It’s the new tradition in Formula One.
Who will it be this time, we ponder as the neutral sponsor hats and microphones are brought out to the driver and the voice on the tannoy system informs us which past driver, Sky Sports presenter or celebrity they’ve kidnapped from a garage is going to interview the podium.
Who will be getting booed?
Thats right, no longer is it reserved for when there’s a monumental fuck up like when only six cars out of twenty start a race.
Of course, there’s things to consider: what track are we at? What happened during the race on said track? Which driver or team is on a run of success and, of course, who has the British media (because, let’s be honest here, the British media could easily write pages upon pages about F1 even if trapped in the empty vacuum of space for over a year at this point) been drumming up drama over?
“They’re not real fans,” you’ll hear people insist, especially if others have accused them of sharing the same favourite driver as the boobirds.
“Real fans don’t boo.”
Here’s the thing though: they are real fans. If they’re not then we’re talking about a pretty large group of people that are willing to spend easily over two hundred pounds to waste a day at a sporting event they apparently don’t care all that much about just to rush to the podium and boo a driver they’ve all agreed on in advance.
Now I know people are weird, but really?
Last year it became a farce as it seemed Hamilton was booed because Rosberg was booed because Hamilton because Rosberg because Hamilton because, well, you get the idea. It was hard not to cringe constantly as one of them would be addressed and that low rumble of booing would begin.
There was a bit of me, hoping that, with Rosberg’s retirement, the booing would fade as quickly as it had arisen but no.
Mark Webber had barely opened his mouth to talk to Hamilton and the booing had already begun.
It frustrates me because the original idea behind the podium interviews was so good. It gave the fans a chance to hear how the drivers felt the race went while adrenaline was still pumping through their veins, before they calmed down and gave out the usual PR answers at the main press conference. It allowed the drivers to interact with the fans a little bit longer and see how much they’re appreciated in what they do.

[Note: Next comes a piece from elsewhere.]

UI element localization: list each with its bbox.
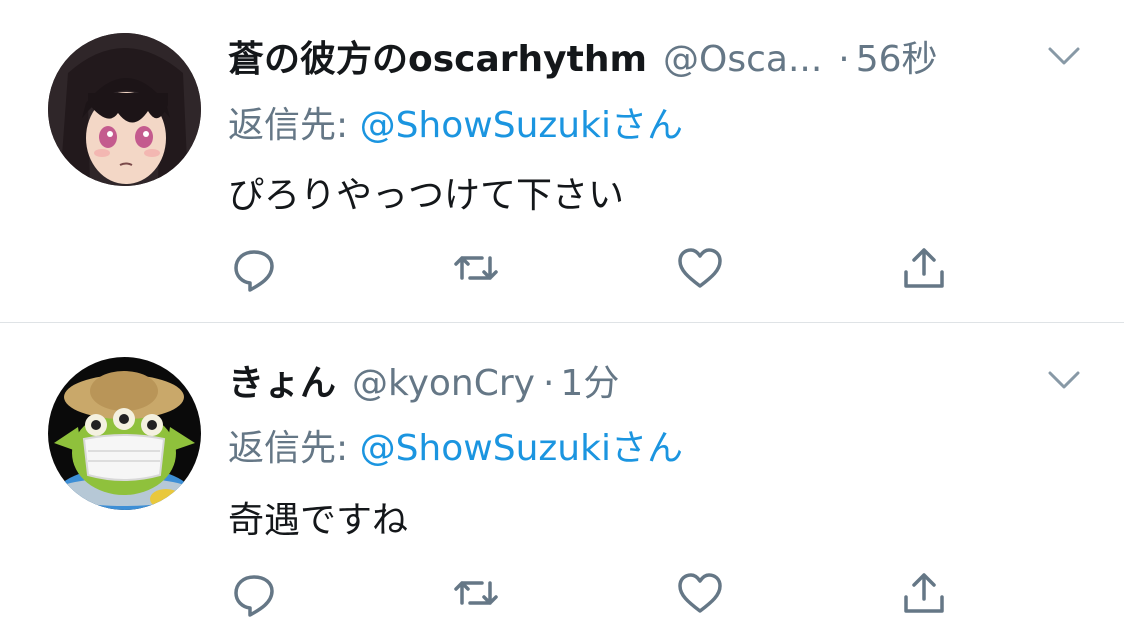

My biggest problem with all the booing though is that nothing is really done to stop it. Fine, it might be asking too much of a random celebrity but the ones that are coming from the two British media outlets (as is done for the majority of races) should be held to a higher standard. I expect something more than a half hearted scolding before they try to proceed as if it didn’t happen. This goes doubly for Martin Brundle and Johnny Herbert as it felt like Sky Sports, along with much of the British media, were pulling at anything to up the rivalry between Rosberg and Hamilton, as if they tried to recreate something from a bygone era.
So what can be done?
At this point, I’d say there’s two options.
Option one is that a warning is given as the preparation for the interview is happening. Tell the fans that, if the booing happens then that’s it, the podium is done. Is it an extreme method and one that Liberty would probably want to avoid as it tries to make the series more fan friendly? Undoubtedly but it will send a message, the drivers and your fellow fans should be respected and that isn’t done with pantomime booing.
The second is that we get someone of the old guard, someone that, if they tell the fans to stop, they’d do it. Someone like Sir Jackie Stewart would probably have no qualms chiding the fans for being so rude.
Until then, the booing is here to stay and it’s not a good look.